Dificilmente se podia contestar o sucesso do A320NEO e a reacção inicial dos lessors só veio anunciar o forte impacto que o novo modelo teve nos meses seguintes. Só durante o Paris Air Show foram encomendados 380 unidades por parte de duas companhias low cost asiáticas o que elevou para mais de 1.000 o número de A320NEO encomendados. Estes números fazem desta a mais bem sucedida aeronave de sempredo ponto de vista comercial.

Desenho de um motor turbofan open rotor
Nem só os lessors se sentiram pressionados pelo renovado modelo europeu. Na Boeing tem reinado a completa indefinição sobre como dar resposta capaz ao A320NEO, se remotorizando o actual 737 se avançando desde já para um modelo completamente novo. Na minha opinião a empresa americana devia apostar na segunda via. Um 737 modificado nunca será competitivo face ao A320NEO (por exemplo, o 737 não tem altura para receber o CFM Leap-X sem alterações importantes no trem de proa). Para além disso, a Boeing já partirá com atraso nunca conseguindo lançar a resposta antes de 2018. É preferível apostar num modelo completamente novo com motores open rotor mais económicos (na imagem) que permitirão à Boeing retomar a liderança tecnológica e comercial no segmento Single Aisle dentro de uma década.

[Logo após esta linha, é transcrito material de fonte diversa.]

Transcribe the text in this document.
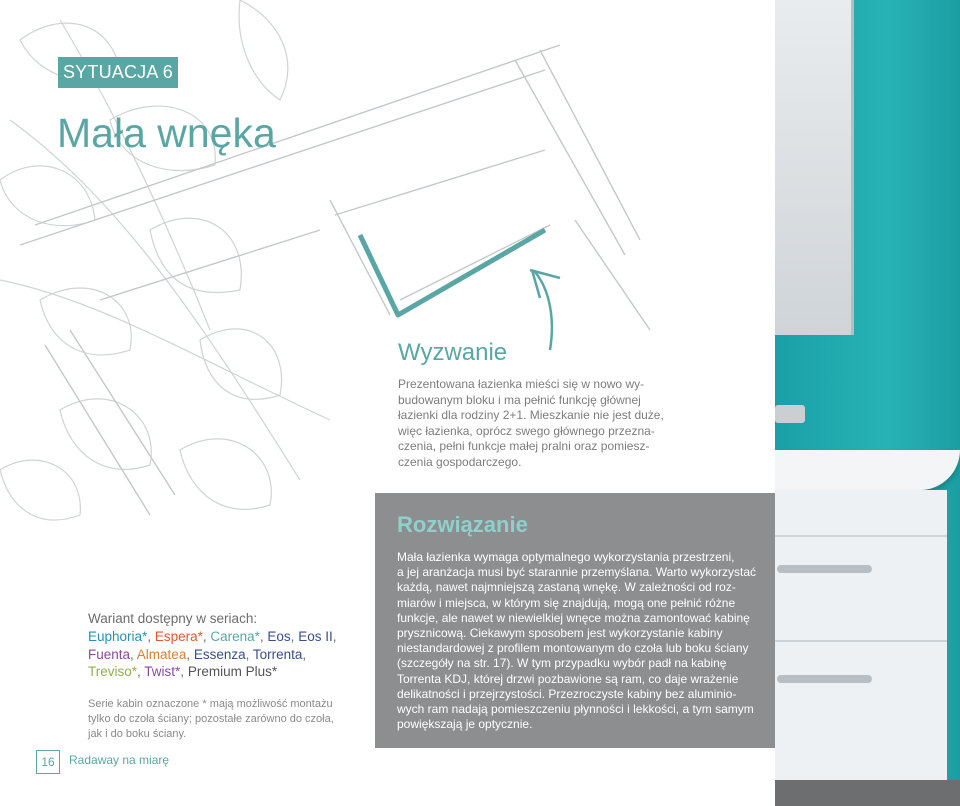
SYTUACJA 6
Mała wnęka
Wyzwanie
Prezentowana łazienka mieści się w nowo wy-
budowanym bloku i ma pełnić funkcję głównej
łazienki dla rodziny 2+1. Mieszkanie nie jest duże,
więc łazienka, oprócz swego głównego przezna-
czenia, pełni funkcje małej pralni oraz pomiesz-
czenia gospodarczego.
Rozwiązanie
Mała łazienka wymaga optymalnego wykorzystania przestrzeni,
a jej aranżacja musi być starannie przemyślana. Warto wykorzystać
każdą, nawet najmniejszą zastaną wnękę. W zależności od roz-
miarów i miejsca, w którym się znajdują, mogą one pełnić różne
funkcje, ale nawet w niewielkiej wnęce można zamontować kabinę
prysznicową. Ciekawym sposobem jest wykorzystanie kabiny
niestandardowej z profilem montowanym do czoła lub boku ściany
(szczegóły na str. 17). W tym przypadku wybór padł na kabinę
Torrenta KDJ, której drzwi pozbawione są ram, co daje wrażenie
delikatności i przejrzystości. Przezroczyste kabiny bez aluminio-
wych ram nadają pomieszczeniu płynności i lekkości, a tym samym
powiększają je optycznie.
Wariant dostępny w seriach:
Euphoria*, Espera*, Carena*, Eos, Eos II,
Fuenta, Almatea, Essenza, Torrenta,
Treviso*, Twist*, Premium Plus*
Serie kabin oznaczone * mają możliwość montażu
tylko do czoła ściany; pozostałe zarówno do czoła,
jak i do boku ściany.
16	Radaway na miarę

É inegável, numa época em que o maior custo das companhias aéreas é o combustível, o contributo que o A320 NEO terá na competitivade das mesmas. Principalmente nas low cost que fazem do preço das passagens a sua primeira aposta. Será por isso interessante saber que posição tomarão as duas principais low cost carriers europeias, Ryanair e Easyjet.

A estratégia da companhia inglesa é mais fácil de adivinhar. Por já operar o A320 é natural que progressivamente vá substituindo a actual frota pelos novos NEO. Já houve até comentários oficiais da empresa em relação à nova aeronave.

Mais interessante é a opção da Ryanair que opera exclusivamente Boeing 737-800. A empresa irlandesa costuma estar um passo à frente da concorrência e para já assinou um acordo de entendimento com os chineses da Comac que irão lançar, também em 2016, um rival do A320NEO. Conhecido por C919 e feito para rivalizar com o novo Airbus, faz-se equipar precisamente com os mesmos motores CFM e P&W do A320NEO.

sexta-feira, 1 de julho de 2011

Preço da electricidade na Europa

O Eurostat publicou recentemente o preço da electricidade nos países europeus e não existem muitos argumentos que se possa ter contra números. Os valores apresentados incluem impostos o que favorece naturalmente Portugal que aplica uma taxa reduzida de 6% à electricidade. Ainda assim, em PPS (purchasing power santards), que nivela o preço da electricidade pelo custo de vida do país, cada kWh consumido por um português pesa-lhe quase o dobro daquilo que custa ao francês pagar pela mesma electricidade, uma consequência clara da nossa opção pelas fontes renováveis para gerar energia eléctrica.

Seria interessante saber o resultado deste estudo da Accenture se os portugueses tivessem presente estas tabelas do Eurostat uma vez que dizem estar dispostos, no máximo, a pagar mais 5% por energias renováveis.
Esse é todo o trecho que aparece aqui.